Project 2: Building a RAG Knowledge Assistant
Build a production-grade RAG system. Learn to bridge the gap between Vector Retrieval and LLM Generation.
Project 2: Building a RAG Knowledge Assistant
Semantic search is the foundation, but RAG (Retrieval-Augmented Generation) is the building. In this project, you will create a "Support Bot" that reads your private knowledge base and answers questions in conversational English.
You will focus on Context Injection and Grounding.
1. Project Requirements
- Base: Use the semantic search engine from Project 1.
- LLM: OpenAI GPT-4o-mini or Gemini-1.5-Flash.

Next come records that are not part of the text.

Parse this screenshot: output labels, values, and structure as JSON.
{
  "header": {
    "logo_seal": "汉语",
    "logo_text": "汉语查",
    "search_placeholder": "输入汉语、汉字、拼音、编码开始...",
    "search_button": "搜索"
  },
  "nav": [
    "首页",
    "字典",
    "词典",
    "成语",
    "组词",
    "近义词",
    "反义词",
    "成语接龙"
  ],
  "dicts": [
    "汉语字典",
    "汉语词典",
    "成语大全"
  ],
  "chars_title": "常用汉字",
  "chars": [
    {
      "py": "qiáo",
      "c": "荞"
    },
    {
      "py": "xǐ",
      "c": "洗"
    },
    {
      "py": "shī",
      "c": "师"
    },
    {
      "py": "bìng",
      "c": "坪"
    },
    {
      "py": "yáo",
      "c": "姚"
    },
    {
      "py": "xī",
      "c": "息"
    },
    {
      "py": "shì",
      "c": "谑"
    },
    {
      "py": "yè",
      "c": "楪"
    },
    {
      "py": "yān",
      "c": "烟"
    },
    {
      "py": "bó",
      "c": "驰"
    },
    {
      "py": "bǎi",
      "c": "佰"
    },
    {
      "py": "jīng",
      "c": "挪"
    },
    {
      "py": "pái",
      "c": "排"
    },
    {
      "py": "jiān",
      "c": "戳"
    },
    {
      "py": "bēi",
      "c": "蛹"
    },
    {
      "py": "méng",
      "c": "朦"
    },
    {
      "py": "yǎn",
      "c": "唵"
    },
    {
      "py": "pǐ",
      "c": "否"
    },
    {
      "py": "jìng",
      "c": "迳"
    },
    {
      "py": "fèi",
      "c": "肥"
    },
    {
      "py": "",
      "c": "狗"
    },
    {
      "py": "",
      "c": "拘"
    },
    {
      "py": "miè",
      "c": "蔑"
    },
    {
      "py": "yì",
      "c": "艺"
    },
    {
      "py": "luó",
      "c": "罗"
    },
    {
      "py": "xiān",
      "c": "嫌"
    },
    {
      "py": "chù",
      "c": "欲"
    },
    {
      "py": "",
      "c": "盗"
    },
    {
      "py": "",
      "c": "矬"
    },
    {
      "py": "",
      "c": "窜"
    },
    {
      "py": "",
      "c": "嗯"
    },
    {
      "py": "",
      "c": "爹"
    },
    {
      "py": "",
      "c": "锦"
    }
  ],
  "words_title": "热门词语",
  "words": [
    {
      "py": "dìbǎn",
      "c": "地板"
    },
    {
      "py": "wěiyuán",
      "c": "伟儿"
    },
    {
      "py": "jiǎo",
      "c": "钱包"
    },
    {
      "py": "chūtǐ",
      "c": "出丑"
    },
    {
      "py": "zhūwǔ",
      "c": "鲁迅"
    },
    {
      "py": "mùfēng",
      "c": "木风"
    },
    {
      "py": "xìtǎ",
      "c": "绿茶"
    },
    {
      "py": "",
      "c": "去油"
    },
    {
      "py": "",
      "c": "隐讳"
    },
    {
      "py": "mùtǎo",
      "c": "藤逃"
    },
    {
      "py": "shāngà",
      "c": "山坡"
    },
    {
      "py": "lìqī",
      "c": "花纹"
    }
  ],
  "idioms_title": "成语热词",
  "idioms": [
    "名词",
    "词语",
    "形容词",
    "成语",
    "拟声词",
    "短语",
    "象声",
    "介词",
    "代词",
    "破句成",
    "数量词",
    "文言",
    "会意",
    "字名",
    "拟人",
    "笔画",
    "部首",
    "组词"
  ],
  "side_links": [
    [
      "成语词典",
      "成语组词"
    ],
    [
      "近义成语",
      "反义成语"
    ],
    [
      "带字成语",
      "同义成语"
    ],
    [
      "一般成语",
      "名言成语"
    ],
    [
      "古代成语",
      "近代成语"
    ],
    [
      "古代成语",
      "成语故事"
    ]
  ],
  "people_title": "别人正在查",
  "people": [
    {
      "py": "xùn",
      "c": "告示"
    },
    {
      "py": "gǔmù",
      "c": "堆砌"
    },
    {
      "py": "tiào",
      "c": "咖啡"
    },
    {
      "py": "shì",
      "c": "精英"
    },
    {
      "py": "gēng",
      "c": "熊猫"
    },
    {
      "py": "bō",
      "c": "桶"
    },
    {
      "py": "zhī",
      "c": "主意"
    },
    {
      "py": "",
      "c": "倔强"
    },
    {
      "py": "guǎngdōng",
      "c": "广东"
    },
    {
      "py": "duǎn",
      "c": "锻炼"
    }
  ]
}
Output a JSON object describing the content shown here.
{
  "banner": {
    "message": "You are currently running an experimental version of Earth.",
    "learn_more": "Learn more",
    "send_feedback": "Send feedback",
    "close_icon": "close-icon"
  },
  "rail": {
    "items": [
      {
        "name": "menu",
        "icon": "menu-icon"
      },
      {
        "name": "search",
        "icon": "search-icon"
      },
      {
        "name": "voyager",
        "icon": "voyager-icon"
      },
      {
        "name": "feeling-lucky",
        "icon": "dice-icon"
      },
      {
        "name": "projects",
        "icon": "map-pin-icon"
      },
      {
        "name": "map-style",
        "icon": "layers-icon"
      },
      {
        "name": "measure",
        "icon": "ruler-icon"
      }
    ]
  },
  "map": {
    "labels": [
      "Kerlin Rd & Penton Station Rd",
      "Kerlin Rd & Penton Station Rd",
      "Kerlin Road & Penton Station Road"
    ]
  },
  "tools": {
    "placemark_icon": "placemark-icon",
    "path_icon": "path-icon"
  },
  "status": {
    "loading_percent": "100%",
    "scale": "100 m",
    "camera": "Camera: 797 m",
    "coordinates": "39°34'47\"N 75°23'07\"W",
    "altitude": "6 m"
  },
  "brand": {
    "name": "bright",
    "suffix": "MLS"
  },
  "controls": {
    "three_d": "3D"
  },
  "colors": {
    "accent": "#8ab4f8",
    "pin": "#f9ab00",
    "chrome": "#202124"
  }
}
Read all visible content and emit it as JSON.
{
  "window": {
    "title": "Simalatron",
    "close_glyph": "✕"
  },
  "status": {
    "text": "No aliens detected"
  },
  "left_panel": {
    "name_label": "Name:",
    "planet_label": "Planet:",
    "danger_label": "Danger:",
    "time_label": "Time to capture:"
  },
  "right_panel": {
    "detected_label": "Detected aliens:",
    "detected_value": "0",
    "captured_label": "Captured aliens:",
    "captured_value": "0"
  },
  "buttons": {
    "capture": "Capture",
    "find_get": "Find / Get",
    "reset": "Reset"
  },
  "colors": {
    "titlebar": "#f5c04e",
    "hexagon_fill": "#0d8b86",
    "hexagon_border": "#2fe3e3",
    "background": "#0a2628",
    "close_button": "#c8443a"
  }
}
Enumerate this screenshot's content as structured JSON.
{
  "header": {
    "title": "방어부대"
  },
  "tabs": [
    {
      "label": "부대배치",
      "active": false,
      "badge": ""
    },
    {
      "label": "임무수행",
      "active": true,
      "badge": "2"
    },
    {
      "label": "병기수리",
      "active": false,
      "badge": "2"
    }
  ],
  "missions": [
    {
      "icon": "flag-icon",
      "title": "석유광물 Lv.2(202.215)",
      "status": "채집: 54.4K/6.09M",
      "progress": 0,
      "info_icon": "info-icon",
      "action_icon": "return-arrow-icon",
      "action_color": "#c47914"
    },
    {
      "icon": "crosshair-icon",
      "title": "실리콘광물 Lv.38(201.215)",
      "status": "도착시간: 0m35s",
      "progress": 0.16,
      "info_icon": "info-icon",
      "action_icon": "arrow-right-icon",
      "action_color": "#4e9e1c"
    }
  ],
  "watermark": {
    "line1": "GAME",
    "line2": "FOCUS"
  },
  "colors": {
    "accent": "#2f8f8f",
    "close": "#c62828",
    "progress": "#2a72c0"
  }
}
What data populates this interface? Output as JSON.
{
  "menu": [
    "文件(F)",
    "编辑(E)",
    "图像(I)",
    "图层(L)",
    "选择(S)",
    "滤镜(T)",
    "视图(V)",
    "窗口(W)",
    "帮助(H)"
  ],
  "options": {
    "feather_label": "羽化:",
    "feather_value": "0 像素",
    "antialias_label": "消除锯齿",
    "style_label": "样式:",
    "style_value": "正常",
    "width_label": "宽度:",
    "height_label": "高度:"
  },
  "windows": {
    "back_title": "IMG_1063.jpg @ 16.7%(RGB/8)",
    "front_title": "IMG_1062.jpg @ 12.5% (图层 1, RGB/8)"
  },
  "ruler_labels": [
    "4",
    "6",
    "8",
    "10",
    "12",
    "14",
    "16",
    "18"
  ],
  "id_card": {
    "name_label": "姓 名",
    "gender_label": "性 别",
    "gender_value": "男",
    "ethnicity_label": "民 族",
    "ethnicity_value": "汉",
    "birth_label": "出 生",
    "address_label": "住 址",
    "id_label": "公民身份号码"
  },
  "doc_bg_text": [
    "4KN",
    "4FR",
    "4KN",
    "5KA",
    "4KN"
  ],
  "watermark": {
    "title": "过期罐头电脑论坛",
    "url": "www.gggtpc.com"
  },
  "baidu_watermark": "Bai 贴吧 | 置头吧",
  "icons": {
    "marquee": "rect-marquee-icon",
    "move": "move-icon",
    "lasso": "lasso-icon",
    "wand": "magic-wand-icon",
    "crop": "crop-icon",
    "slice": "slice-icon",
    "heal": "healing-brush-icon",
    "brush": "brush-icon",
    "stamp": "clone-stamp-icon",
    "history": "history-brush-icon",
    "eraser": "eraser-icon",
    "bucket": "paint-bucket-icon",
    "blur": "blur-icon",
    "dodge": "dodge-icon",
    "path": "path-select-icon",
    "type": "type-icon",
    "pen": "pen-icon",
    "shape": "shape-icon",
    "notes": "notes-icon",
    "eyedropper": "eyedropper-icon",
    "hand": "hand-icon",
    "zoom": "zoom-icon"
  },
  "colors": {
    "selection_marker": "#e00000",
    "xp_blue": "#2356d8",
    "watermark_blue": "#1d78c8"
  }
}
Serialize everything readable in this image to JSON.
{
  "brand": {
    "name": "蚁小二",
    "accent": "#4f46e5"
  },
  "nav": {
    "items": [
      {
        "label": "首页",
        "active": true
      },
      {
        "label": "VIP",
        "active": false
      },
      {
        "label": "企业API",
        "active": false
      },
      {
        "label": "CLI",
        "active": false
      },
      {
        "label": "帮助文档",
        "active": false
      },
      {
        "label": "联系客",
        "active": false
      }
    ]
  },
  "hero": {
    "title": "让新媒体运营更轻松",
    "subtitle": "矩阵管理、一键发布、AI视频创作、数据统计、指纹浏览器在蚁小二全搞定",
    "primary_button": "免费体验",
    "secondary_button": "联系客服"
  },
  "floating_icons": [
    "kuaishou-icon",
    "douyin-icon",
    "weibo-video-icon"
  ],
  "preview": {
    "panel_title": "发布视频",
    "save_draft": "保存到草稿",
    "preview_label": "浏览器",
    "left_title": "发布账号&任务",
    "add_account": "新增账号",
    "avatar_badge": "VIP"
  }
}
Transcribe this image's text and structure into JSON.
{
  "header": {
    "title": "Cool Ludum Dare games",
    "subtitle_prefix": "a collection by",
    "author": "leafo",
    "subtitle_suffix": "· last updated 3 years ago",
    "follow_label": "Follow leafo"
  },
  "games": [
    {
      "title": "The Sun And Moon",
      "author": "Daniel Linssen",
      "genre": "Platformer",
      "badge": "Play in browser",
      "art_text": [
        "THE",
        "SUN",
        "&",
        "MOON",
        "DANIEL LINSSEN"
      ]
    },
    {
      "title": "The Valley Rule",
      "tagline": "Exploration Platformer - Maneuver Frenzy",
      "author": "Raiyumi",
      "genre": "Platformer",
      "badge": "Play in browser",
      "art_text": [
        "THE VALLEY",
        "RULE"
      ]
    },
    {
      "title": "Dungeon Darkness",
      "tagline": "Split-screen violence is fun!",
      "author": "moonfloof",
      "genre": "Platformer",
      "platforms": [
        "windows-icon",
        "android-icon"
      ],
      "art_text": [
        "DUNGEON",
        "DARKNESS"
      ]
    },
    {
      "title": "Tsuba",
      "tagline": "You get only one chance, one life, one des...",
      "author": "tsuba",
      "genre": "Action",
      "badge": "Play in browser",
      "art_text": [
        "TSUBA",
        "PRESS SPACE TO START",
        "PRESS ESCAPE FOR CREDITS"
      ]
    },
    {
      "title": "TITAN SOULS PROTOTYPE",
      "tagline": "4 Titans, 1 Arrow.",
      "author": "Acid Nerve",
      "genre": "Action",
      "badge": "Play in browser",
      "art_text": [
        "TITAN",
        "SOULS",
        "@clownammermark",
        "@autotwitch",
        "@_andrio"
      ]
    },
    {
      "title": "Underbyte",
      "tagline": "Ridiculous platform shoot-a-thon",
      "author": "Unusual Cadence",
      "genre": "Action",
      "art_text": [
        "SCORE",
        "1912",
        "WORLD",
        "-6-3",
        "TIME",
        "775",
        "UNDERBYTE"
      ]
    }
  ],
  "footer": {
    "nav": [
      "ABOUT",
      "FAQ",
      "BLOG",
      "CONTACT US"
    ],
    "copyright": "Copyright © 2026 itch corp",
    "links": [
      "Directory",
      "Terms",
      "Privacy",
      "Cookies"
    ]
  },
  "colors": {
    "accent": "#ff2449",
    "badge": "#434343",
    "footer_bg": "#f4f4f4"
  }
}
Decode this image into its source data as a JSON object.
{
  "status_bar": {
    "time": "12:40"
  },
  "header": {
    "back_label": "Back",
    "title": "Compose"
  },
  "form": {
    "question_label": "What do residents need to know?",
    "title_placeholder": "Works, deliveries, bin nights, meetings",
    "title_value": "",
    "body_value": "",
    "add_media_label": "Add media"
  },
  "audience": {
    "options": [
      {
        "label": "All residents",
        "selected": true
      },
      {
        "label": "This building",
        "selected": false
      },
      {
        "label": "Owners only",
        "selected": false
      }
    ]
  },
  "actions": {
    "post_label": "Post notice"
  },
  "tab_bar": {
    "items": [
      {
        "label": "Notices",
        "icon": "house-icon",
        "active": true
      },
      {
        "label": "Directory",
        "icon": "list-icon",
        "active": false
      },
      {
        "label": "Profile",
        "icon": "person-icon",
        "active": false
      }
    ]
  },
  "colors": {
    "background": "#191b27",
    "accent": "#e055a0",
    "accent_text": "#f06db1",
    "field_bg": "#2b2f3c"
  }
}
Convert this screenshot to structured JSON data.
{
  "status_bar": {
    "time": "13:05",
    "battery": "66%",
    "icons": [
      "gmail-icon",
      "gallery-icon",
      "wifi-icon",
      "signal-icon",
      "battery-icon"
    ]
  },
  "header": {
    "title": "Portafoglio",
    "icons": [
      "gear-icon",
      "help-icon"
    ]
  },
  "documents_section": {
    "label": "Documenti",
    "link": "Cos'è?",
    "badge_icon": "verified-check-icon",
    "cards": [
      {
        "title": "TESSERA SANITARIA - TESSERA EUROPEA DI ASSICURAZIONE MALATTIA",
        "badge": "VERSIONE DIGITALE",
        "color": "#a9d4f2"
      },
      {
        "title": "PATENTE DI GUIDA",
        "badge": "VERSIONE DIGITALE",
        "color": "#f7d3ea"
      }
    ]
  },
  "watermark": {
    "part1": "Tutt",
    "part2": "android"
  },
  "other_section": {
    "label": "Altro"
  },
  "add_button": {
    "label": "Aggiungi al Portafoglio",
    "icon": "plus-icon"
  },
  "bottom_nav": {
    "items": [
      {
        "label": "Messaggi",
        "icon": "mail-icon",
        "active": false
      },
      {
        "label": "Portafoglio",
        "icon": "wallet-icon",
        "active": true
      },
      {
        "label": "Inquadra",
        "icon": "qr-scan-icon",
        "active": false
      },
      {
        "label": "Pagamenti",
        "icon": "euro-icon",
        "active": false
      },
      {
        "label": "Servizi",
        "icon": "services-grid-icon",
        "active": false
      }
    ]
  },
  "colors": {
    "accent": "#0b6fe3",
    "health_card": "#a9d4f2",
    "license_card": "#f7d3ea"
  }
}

- Goal: The assistant must only answer based on the retrieved documents (Zero Hallucination).
2. The RAG Loop
- Retrieve: Find the top 3 relevant chunks from your Vector DB.
- Pack: Combine these chunks into a single "Context Block."
- Prompt: Send the Context + User Question to the LLM.
- Cite: Ensure the LLM mentions which document it is using.
3. The Implementation (Python)
def ask_assistant(question):
# 1. RETRIEVAL
results = collection.query(query_texts=[question], n_results=3)
context = "\n\n".join(results['documents'][0])
sources = ", ".join([m['source'] for m in results['metadatas'][0]])
# 2. GENERATION
system_prompt = f"""
You are a helpful assistant. Use ONLY the following context to answer.
If the answer is not in the context, say 'I don't know.'
CONTEXT: {context}
"""
response = llm.chat(system_prompt, question)
return f"{response}\n\nSources: {sources}"
4. Evaluation Criteria
- Hallucination Check: If you ask a question about something NOT in your files, does the bot correctly say "I don't know"?
- Source Attribution: Does the bot correctly list the files it used?
- Formatting: Is the answer concise and well-structured?
Deliverables
- A Jupyter Notebook or Python file demonstrating the full RAG loop.
- 3 Test cases: (1) Fact in doc, (2) Fact NOT in doc, (3) Ambiguous query.